The GMC, which is responsible for regulating the medical profession, has opposed allowing carriers to continue studying because of the potential risk to patients of becoming infected. Patients are considered at risk of infection during invasive procedures when health workers are working blind and may injure themselves on sharp instruments or body parts. Specialties considered high risk include cardiothoracic surgery and obstetrics.
Although some students perform risky procedures such as appendicectomies, there is disagreement as to whether these are part of the core medical curriculum. Dr Swann, director of occupational health at Imperial College, London, maintains that there is nothing a medical student has to do that would create a risk and that appropriate career counselling should be offered during training. Most procedures carried out by students, such as venepuncture, are not considered high risk.

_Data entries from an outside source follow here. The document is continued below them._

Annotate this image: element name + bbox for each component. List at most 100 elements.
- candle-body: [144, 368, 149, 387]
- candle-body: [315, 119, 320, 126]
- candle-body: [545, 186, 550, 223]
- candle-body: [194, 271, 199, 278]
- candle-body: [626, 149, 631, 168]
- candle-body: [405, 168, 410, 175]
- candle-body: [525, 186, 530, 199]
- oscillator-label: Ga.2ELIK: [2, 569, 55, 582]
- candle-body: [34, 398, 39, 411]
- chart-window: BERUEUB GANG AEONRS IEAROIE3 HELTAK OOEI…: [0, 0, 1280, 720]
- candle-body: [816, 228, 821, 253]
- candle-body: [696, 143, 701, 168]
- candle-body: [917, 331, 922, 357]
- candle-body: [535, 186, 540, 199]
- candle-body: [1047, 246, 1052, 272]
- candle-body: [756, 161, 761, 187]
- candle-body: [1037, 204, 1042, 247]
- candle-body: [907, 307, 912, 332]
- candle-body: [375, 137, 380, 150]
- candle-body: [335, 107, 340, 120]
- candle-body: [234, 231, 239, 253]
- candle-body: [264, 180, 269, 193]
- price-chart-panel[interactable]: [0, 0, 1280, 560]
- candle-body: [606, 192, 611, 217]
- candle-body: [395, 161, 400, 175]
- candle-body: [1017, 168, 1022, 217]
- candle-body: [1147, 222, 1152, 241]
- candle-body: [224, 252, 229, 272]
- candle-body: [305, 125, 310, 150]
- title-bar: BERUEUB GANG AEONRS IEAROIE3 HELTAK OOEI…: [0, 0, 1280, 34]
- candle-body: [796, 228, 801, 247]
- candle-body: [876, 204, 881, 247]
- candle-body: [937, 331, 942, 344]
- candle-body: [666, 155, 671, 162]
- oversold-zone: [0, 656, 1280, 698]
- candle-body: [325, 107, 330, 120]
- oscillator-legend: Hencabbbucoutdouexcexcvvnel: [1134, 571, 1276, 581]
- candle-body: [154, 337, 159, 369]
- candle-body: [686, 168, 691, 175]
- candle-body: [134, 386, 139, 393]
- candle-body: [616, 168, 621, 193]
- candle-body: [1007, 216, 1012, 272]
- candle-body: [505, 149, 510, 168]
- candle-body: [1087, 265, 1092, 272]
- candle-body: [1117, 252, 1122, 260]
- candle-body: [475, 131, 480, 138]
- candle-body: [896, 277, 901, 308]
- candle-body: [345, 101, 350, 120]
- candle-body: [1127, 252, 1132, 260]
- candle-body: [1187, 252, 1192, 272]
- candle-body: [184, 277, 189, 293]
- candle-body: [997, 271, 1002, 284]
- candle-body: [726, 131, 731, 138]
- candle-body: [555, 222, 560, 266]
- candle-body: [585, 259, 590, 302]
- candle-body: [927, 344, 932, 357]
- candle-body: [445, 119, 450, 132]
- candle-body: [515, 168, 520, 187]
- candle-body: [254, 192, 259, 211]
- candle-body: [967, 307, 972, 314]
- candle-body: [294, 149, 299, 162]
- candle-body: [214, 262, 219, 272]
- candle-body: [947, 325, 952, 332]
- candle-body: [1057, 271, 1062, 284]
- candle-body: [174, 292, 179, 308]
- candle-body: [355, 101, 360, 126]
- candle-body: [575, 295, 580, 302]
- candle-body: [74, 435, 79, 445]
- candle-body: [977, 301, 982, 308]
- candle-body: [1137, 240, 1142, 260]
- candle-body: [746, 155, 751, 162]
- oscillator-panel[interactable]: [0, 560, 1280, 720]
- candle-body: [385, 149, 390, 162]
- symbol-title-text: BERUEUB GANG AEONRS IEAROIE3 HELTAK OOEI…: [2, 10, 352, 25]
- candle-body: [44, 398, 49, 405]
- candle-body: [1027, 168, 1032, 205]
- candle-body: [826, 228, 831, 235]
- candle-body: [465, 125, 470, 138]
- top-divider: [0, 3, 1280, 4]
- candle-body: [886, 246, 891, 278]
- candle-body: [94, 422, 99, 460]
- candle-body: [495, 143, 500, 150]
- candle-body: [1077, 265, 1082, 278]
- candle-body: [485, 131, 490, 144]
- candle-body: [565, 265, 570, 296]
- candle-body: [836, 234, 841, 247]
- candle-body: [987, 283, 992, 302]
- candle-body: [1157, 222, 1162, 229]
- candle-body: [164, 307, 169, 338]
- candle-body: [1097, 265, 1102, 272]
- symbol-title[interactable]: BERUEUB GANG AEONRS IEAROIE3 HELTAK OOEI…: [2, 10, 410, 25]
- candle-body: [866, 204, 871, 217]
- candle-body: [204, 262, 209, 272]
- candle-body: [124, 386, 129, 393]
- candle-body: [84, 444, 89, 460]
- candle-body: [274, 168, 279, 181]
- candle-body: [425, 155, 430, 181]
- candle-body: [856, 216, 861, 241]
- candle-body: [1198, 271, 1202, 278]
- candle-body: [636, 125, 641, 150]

Students are normally tested for hepatitis B when they enter medical school. Those testing positive for the E antigen cannot continue with the course, although qualified doctors who test positive are allowed to continue working except in certain areas such as surgery. It is difficult to know exactly how many students are affected, although the number is thought to be around five annually, as not all cases are reported to the BMA.
If medical courses do have to be modified to accommodate carriers, then hepatitis B may have to be reclassified as a disability. Procedures are already in place for students with specific impairments such as deafness.
The risk of infection with hepatitis B after exposure is high, and there have been a number of transmissions from health workers to patients. Concerns about other viruses such as HIV are not as great because the risk of transmission is much lower. Dentists would not be affected by the new proposals as dentistry is considered high risk with regard to bloodborne virus transmission.